After Eric Ries’ recent talk at TechHub in London, I queued up to ask him the Lean-related question burning on my lips, which is this: because startup guys like me ‘get’ the whole point of Lean Startups, shouldn’t he be giving talks to audiences of angels instead? Without a corresponding Lean Financing Movement to work with inside the angel community, isn’t Lean Startups just a typical dot.com-era technical solution to a social problem (and as such doomed to failure)?
My immediate concern was that of all the 120+ UK angels I’ve talked over the past year, I’d be fairly surprised if more than 3 or 4 knew enough about the Lean Startup methodology to know whether it was a good or bad thing in an investment. All the same, Eric told me that a number of US angels were now actively looking at startups with a Lean eye, and that the number of such angels was growing all the time over there.

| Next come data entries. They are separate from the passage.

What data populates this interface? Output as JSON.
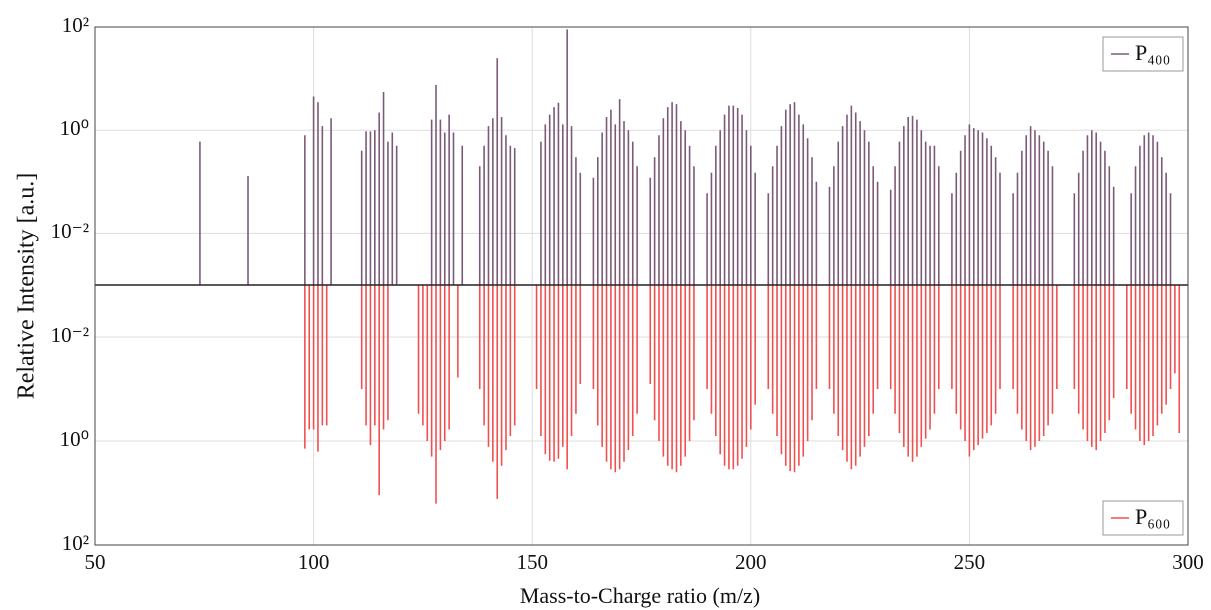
{
  "chart_data": [
    {
      "type": "stem",
      "y_label": "Relative Intensity [a.u.]",
      "log_y": true,
      "grid": true,
      "legend": "upper right",
      "ylim": [
        0.001,
        100
      ],
      "yticks": [
        {
          "value": 0.01,
          "label": "10⁻²"
        },
        {
          "value": 1,
          "label": "10⁰"
        },
        {
          "value": 100,
          "label": "10²"
        }
      ],
      "series": [
        {
          "name": "P₄₀₀",
          "color": "#7b5a78",
          "x": [
            74,
            85,
            98,
            100,
            101,
            102,
            104,
            111,
            112,
            113,
            114,
            115,
            116,
            117,
            118,
            119,
            127,
            128,
            129,
            130,
            131,
            132,
            134,
            138,
            139,
            140,
            141,
            142,
            143,
            144,
            145,
            146,
            152,
            153,
            154,
            155,
            156,
            157,
            158,
            159,
            160,
            161,
            164,
            165,
            166,
            167,
            168,
            169,
            170,
            171,
            172,
            173,
            174,
            177,
            178,
            179,
            180,
            181,
            182,
            183,
            184,
            185,
            186,
            187,
            190,
            191,
            192,
            193,
            194,
            195,
            196,
            197,
            198,
            199,
            200,
            201,
            204,
            205,
            206,
            207,
            208,
            209,
            210,
            211,
            212,
            213,
            214,
            215,
            218,
            219,
            220,
            221,
            222,
            223,
            224,
            225,
            226,
            227,
            228,
            229,
            232,
            233,
            234,
            235,
            236,
            237,
            238,
            239,
            240,
            241,
            242,
            243,
            246,
            247,
            248,
            249,
            250,
            251,
            252,
            253,
            254,
            255,
            256,
            257,
            260,
            261,
            262,
            263,
            264,
            265,
            266,
            267,
            268,
            269,
            274,
            275,
            276,
            277,
            278,
            279,
            280,
            281,
            282,
            283,
            287,
            288,
            289,
            290,
            291,
            292,
            293,
            294,
            295,
            296
          ],
          "values": [
            0.6,
            0.13,
            0.8,
            4.5,
            3.5,
            1.2,
            1.7,
            0.4,
            0.95,
            0.95,
            1.0,
            2.2,
            5.5,
            0.6,
            0.9,
            0.5,
            1.6,
            7.5,
            1.6,
            0.9,
            2.0,
            0.9,
            0.5,
            0.2,
            0.5,
            1.2,
            1.7,
            25,
            1.8,
            0.8,
            0.5,
            0.45,
            0.6,
            1.3,
            2.0,
            2.8,
            3.4,
            1.3,
            90,
            1.2,
            0.3,
            0.15,
            0.12,
            0.3,
            0.9,
            1.8,
            2.5,
            1.3,
            4.0,
            1.5,
            1.0,
            0.6,
            0.2,
            0.12,
            0.3,
            0.8,
            1.7,
            2.8,
            3.5,
            3.2,
            1.5,
            1.0,
            0.5,
            0.2,
            0.06,
            0.15,
            0.5,
            1.0,
            2.0,
            3.0,
            3.0,
            2.7,
            2.0,
            1.0,
            0.5,
            0.15,
            0.06,
            0.2,
            0.5,
            1.2,
            2.5,
            3.2,
            3.5,
            2.0,
            1.3,
            0.7,
            0.3,
            0.1,
            0.08,
            0.2,
            0.6,
            1.2,
            2.0,
            3.0,
            2.2,
            1.5,
            1.0,
            0.6,
            0.2,
            0.1,
            0.07,
            0.2,
            0.6,
            1.2,
            1.8,
            1.9,
            1.6,
            1.0,
            0.6,
            0.5,
            0.5,
            0.2,
            0.06,
            0.15,
            0.4,
            0.8,
            1.3,
            1.1,
            1.0,
            0.9,
            0.7,
            0.5,
            0.3,
            0.15,
            0.06,
            0.15,
            0.4,
            0.8,
            1.2,
            1.0,
            0.8,
            0.6,
            0.4,
            0.2,
            0.06,
            0.15,
            0.4,
            0.8,
            1.0,
            0.9,
            0.6,
            0.4,
            0.2,
            0.08,
            0.06,
            0.2,
            0.5,
            0.8,
            0.9,
            0.8,
            0.6,
            0.3,
            0.15,
            0.06
          ]
        }
      ]
    },
    {
      "type": "stem",
      "x_label": "Mass-to-Charge ratio (m/z)",
      "log_y": true,
      "grid": true,
      "legend": "lower right",
      "xlim": [
        50,
        300
      ],
      "xticks": [
        50,
        100,
        150,
        200,
        250,
        300
      ],
      "ylim": [
        100,
        0.001
      ],
      "yticks": [
        {
          "value": 0.01,
          "label": "10⁻²"
        },
        {
          "value": 1,
          "label": "10⁰"
        },
        {
          "value": 100,
          "label": "10²"
        }
      ],
      "series": [
        {
          "name": "P₆₀₀",
          "color": "#f05050",
          "x": [
            98,
            99,
            100,
            101,
            102,
            103,
            111,
            112,
            113,
            114,
            115,
            116,
            117,
            124,
            125,
            126,
            127,
            128,
            129,
            130,
            131,
            133,
            138,
            139,
            140,
            141,
            142,
            143,
            144,
            145,
            146,
            151,
            152,
            153,
            154,
            155,
            156,
            157,
            158,
            159,
            160,
            161,
            164,
            165,
            166,
            167,
            168,
            169,
            170,
            171,
            172,
            173,
            174,
            177,
            178,
            179,
            180,
            181,
            182,
            183,
            184,
            185,
            186,
            187,
            190,
            191,
            192,
            193,
            194,
            195,
            196,
            197,
            198,
            199,
            200,
            201,
            204,
            205,
            206,
            207,
            208,
            209,
            210,
            211,
            212,
            213,
            214,
            215,
            218,
            219,
            220,
            221,
            222,
            223,
            224,
            225,
            226,
            227,
            228,
            229,
            232,
            233,
            234,
            235,
            236,
            237,
            238,
            239,
            240,
            241,
            242,
            243,
            246,
            247,
            248,
            249,
            250,
            251,
            252,
            253,
            254,
            255,
            256,
            257,
            260,
            261,
            262,
            263,
            264,
            265,
            266,
            267,
            268,
            269,
            270,
            274,
            275,
            276,
            277,
            278,
            279,
            280,
            281,
            282,
            283,
            286,
            287,
            288,
            289,
            290,
            291,
            292,
            293,
            294,
            295,
            296,
            297,
            298
          ],
          "values": [
            1.4,
            0.6,
            0.6,
            1.6,
            0.5,
            0.5,
            0.1,
            0.5,
            1.2,
            0.5,
            11,
            0.6,
            0.4,
            0.3,
            0.5,
            1.0,
            2.0,
            16,
            1.5,
            1.0,
            0.6,
            0.06,
            0.1,
            0.5,
            1.3,
            2.5,
            13,
            3.0,
            1.5,
            0.8,
            0.5,
            0.1,
            0.8,
            1.8,
            2.4,
            2.5,
            2.2,
            1.3,
            3.5,
            0.8,
            0.3,
            0.08,
            0.1,
            0.5,
            1.3,
            2.5,
            3.5,
            4.0,
            3.5,
            2.5,
            1.5,
            0.8,
            0.3,
            0.08,
            0.4,
            1.0,
            2.0,
            3.0,
            3.5,
            4.0,
            3.0,
            2.0,
            1.0,
            0.4,
            0.1,
            0.3,
            0.8,
            1.8,
            3.0,
            3.5,
            3.5,
            3.0,
            2.2,
            1.3,
            0.6,
            0.2,
            0.1,
            0.3,
            0.8,
            1.8,
            3.0,
            3.8,
            4.0,
            3.0,
            2.0,
            1.0,
            0.4,
            0.1,
            0.1,
            0.3,
            0.8,
            1.5,
            2.5,
            3.5,
            3.0,
            2.0,
            1.3,
            0.8,
            0.3,
            0.1,
            0.1,
            0.3,
            0.7,
            1.3,
            2.0,
            2.5,
            2.0,
            1.3,
            0.9,
            0.6,
            0.3,
            0.1,
            0.1,
            0.3,
            0.6,
            1.0,
            2.0,
            1.5,
            1.2,
            0.9,
            0.7,
            0.5,
            0.3,
            0.1,
            0.1,
            0.3,
            0.6,
            1.0,
            1.5,
            1.3,
            1.0,
            0.8,
            0.5,
            0.3,
            0.1,
            0.1,
            0.3,
            0.6,
            1.0,
            1.3,
            1.5,
            1.0,
            0.7,
            0.4,
            0.15,
            0.1,
            0.3,
            0.6,
            1.0,
            1.2,
            1.0,
            0.8,
            0.5,
            0.3,
            0.2,
            0.1,
            0.05,
            0.7
          ]
        }
      ]
    }
  ]
}
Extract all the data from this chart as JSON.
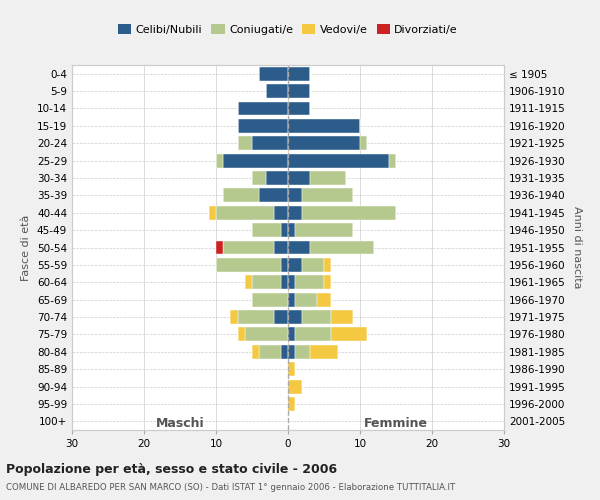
{
  "age_groups": [
    "0-4",
    "5-9",
    "10-14",
    "15-19",
    "20-24",
    "25-29",
    "30-34",
    "35-39",
    "40-44",
    "45-49",
    "50-54",
    "55-59",
    "60-64",
    "65-69",
    "70-74",
    "75-79",
    "80-84",
    "85-89",
    "90-94",
    "95-99",
    "100+"
  ],
  "birth_years": [
    "2001-2005",
    "1996-2000",
    "1991-1995",
    "1986-1990",
    "1981-1985",
    "1976-1980",
    "1971-1975",
    "1966-1970",
    "1961-1965",
    "1956-1960",
    "1951-1955",
    "1946-1950",
    "1941-1945",
    "1936-1940",
    "1931-1935",
    "1926-1930",
    "1921-1925",
    "1916-1920",
    "1911-1915",
    "1906-1910",
    "≤ 1905"
  ],
  "male": {
    "celibi": [
      4,
      3,
      7,
      7,
      5,
      9,
      3,
      4,
      2,
      1,
      2,
      1,
      1,
      0,
      2,
      0,
      1,
      0,
      0,
      0,
      0
    ],
    "coniugati": [
      0,
      0,
      0,
      0,
      2,
      1,
      2,
      5,
      8,
      4,
      7,
      9,
      4,
      5,
      5,
      6,
      3,
      0,
      0,
      0,
      0
    ],
    "vedovi": [
      0,
      0,
      0,
      0,
      0,
      0,
      0,
      0,
      1,
      0,
      0,
      0,
      1,
      0,
      1,
      1,
      1,
      0,
      0,
      0,
      0
    ],
    "divorziati": [
      0,
      0,
      0,
      0,
      0,
      0,
      0,
      0,
      0,
      0,
      1,
      0,
      0,
      0,
      0,
      0,
      0,
      0,
      0,
      0,
      0
    ]
  },
  "female": {
    "nubili": [
      3,
      3,
      3,
      10,
      10,
      14,
      3,
      2,
      2,
      1,
      3,
      2,
      1,
      1,
      2,
      1,
      1,
      0,
      0,
      0,
      0
    ],
    "coniugate": [
      0,
      0,
      0,
      0,
      1,
      1,
      5,
      7,
      13,
      8,
      9,
      3,
      4,
      3,
      4,
      5,
      2,
      0,
      0,
      0,
      0
    ],
    "vedove": [
      0,
      0,
      0,
      0,
      0,
      0,
      0,
      0,
      0,
      0,
      0,
      1,
      1,
      2,
      3,
      5,
      4,
      1,
      2,
      1,
      0
    ],
    "divorziate": [
      0,
      0,
      0,
      0,
      0,
      0,
      0,
      0,
      0,
      0,
      0,
      0,
      0,
      0,
      0,
      0,
      0,
      0,
      0,
      0,
      0
    ]
  },
  "colors": {
    "celibi": "#2b5c8a",
    "coniugati": "#b5c98e",
    "vedovi": "#f5c842",
    "divorziati": "#cc2222"
  },
  "xlim": 30,
  "title": "Popolazione per età, sesso e stato civile - 2006",
  "subtitle": "COMUNE DI ALBAREDO PER SAN MARCO (SO) - Dati ISTAT 1° gennaio 2006 - Elaborazione TUTTITALIA.IT",
  "ylabel_left": "Fasce di età",
  "ylabel_right": "Anni di nascita",
  "xlabel_male": "Maschi",
  "xlabel_female": "Femmine",
  "bg_color": "#f0f0f0",
  "plot_bg": "#ffffff",
  "grid_color": "#cccccc"
}
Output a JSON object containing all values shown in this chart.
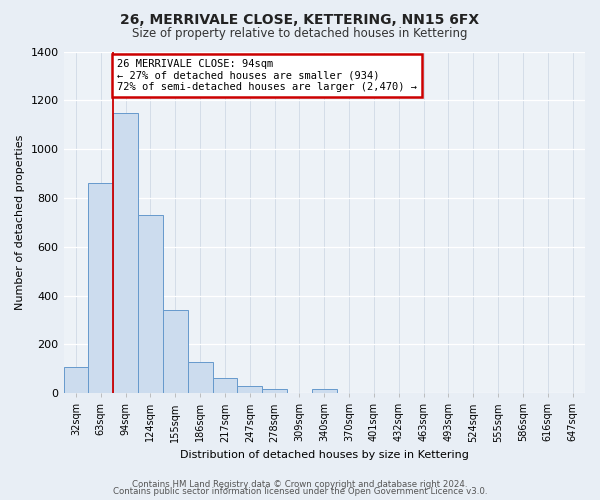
{
  "title": "26, MERRIVALE CLOSE, KETTERING, NN15 6FX",
  "subtitle": "Size of property relative to detached houses in Kettering",
  "xlabel": "Distribution of detached houses by size in Kettering",
  "ylabel": "Number of detached properties",
  "bin_labels": [
    "32sqm",
    "63sqm",
    "94sqm",
    "124sqm",
    "155sqm",
    "186sqm",
    "217sqm",
    "247sqm",
    "278sqm",
    "309sqm",
    "340sqm",
    "370sqm",
    "401sqm",
    "432sqm",
    "463sqm",
    "493sqm",
    "524sqm",
    "555sqm",
    "586sqm",
    "616sqm",
    "647sqm"
  ],
  "bar_heights": [
    107,
    862,
    1148,
    730,
    342,
    128,
    62,
    30,
    18,
    0,
    15,
    0,
    0,
    0,
    0,
    0,
    0,
    0,
    0,
    0,
    0
  ],
  "bar_color": "#ccdcee",
  "bar_edge_color": "#6699cc",
  "highlight_color": "#cc0000",
  "annotation_title": "26 MERRIVALE CLOSE: 94sqm",
  "annotation_line1": "← 27% of detached houses are smaller (934)",
  "annotation_line2": "72% of semi-detached houses are larger (2,470) →",
  "annotation_box_edge": "#cc0000",
  "ylim": [
    0,
    1400
  ],
  "yticks": [
    0,
    200,
    400,
    600,
    800,
    1000,
    1200,
    1400
  ],
  "footnote1": "Contains HM Land Registry data © Crown copyright and database right 2024.",
  "footnote2": "Contains public sector information licensed under the Open Government Licence v3.0.",
  "bg_color": "#e8eef5",
  "plot_bg_color": "#edf2f7",
  "grid_color": "#d0dae6"
}
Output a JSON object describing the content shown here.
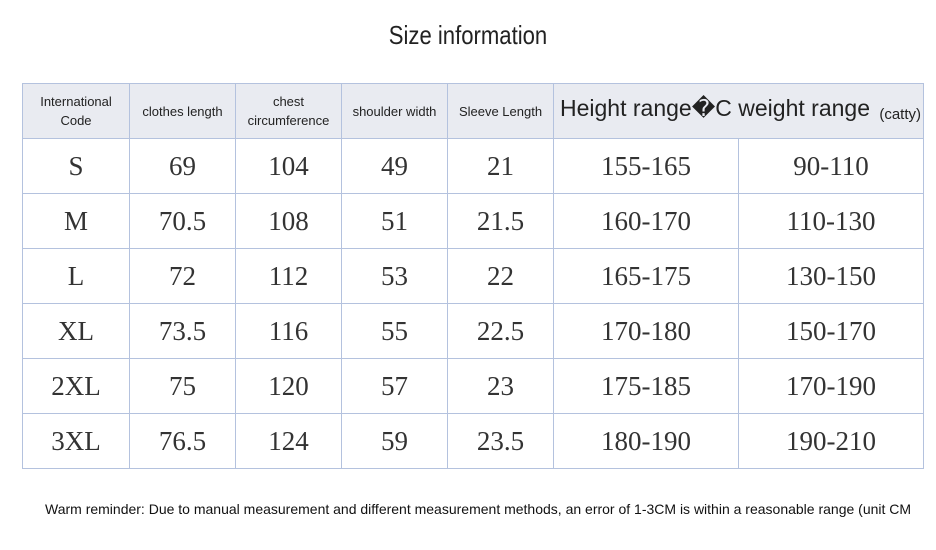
{
  "title": "Size information",
  "table": {
    "headers": [
      "International Code",
      "clothes length",
      "chest circumference",
      "shoulder width",
      "Sleeve Length",
      "Height range�C weight range"
    ],
    "unit": "(catty)",
    "rows": [
      [
        "S",
        "69",
        "104",
        "49",
        "21",
        "155-165",
        "90-110"
      ],
      [
        "M",
        "70.5",
        "108",
        "51",
        "21.5",
        "160-170",
        "110-130"
      ],
      [
        "L",
        "72",
        "112",
        "53",
        "22",
        "165-175",
        "130-150"
      ],
      [
        "XL",
        "73.5",
        "116",
        "55",
        "22.5",
        "170-180",
        "150-170"
      ],
      [
        "2XL",
        "75",
        "120",
        "57",
        "23",
        "175-185",
        "170-190"
      ],
      [
        "3XL",
        "76.5",
        "124",
        "59",
        "23.5",
        "180-190",
        "190-210"
      ]
    ]
  },
  "footer": "Warm reminder: Due to manual measurement and different measurement methods, an error of 1-3CM is within a reasonable range (unit CM"
}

OK, thanks but… pretty lean pickings as answers go, and not hugely helpful for us in the UK. 😦
I suspect the core problem here is that because the startup funding process has for so long been constructed around the slamdunk / the set-piece goal / the home run / (insert your favourite sport metaphor here), the Lean Startup principle of “tactical pivoting to iteratively learn from customers how to get to product/market fit” is a financial model mismatch. You know – for decades, startup funding has been based around The Big Bet, the build-your-Frankenputer-and-let’s-get-to-the-end-line… in fact, the whole concept of the end line. Startups were essentially mini-casinos for angels, with each table holding an MBA whose (business) plan claimed to have some inside track on the dealer’s (i.e. the market’s) cards.
But take away the MBAs, take away the business plan, and indeed take away the whole concept of an end line, and what should the conceptual basis of lean funding be? Never mind product/market fit as the end-point of the lean learning, what about the angel / lean startup fit at the start-point? What would The Lean Funding Movement look like?
Much as you’d expect, the issue seems to be that we have become so accustomed to big seed rounds driven by lead angels or Series A/B rounds driven by super-angels / syndicates / VCs, we have no practical conceptual model for small rounds driven by entrepreneurs. Yet if startups are iterating in £50K / $75K increments, shouldn’t funding be at this sort of level too? But isn’t that a kind of tranche funding (which everyone sneers at)?
Alas, I don’t have an easy set of answers to cut and paste here: but I do think that this is the right questions to be asking. For me, this is actually the cutting edge side of the Lean Startup Movement – for without any real conception of Lean Funding, what’s the point, what’s it all for?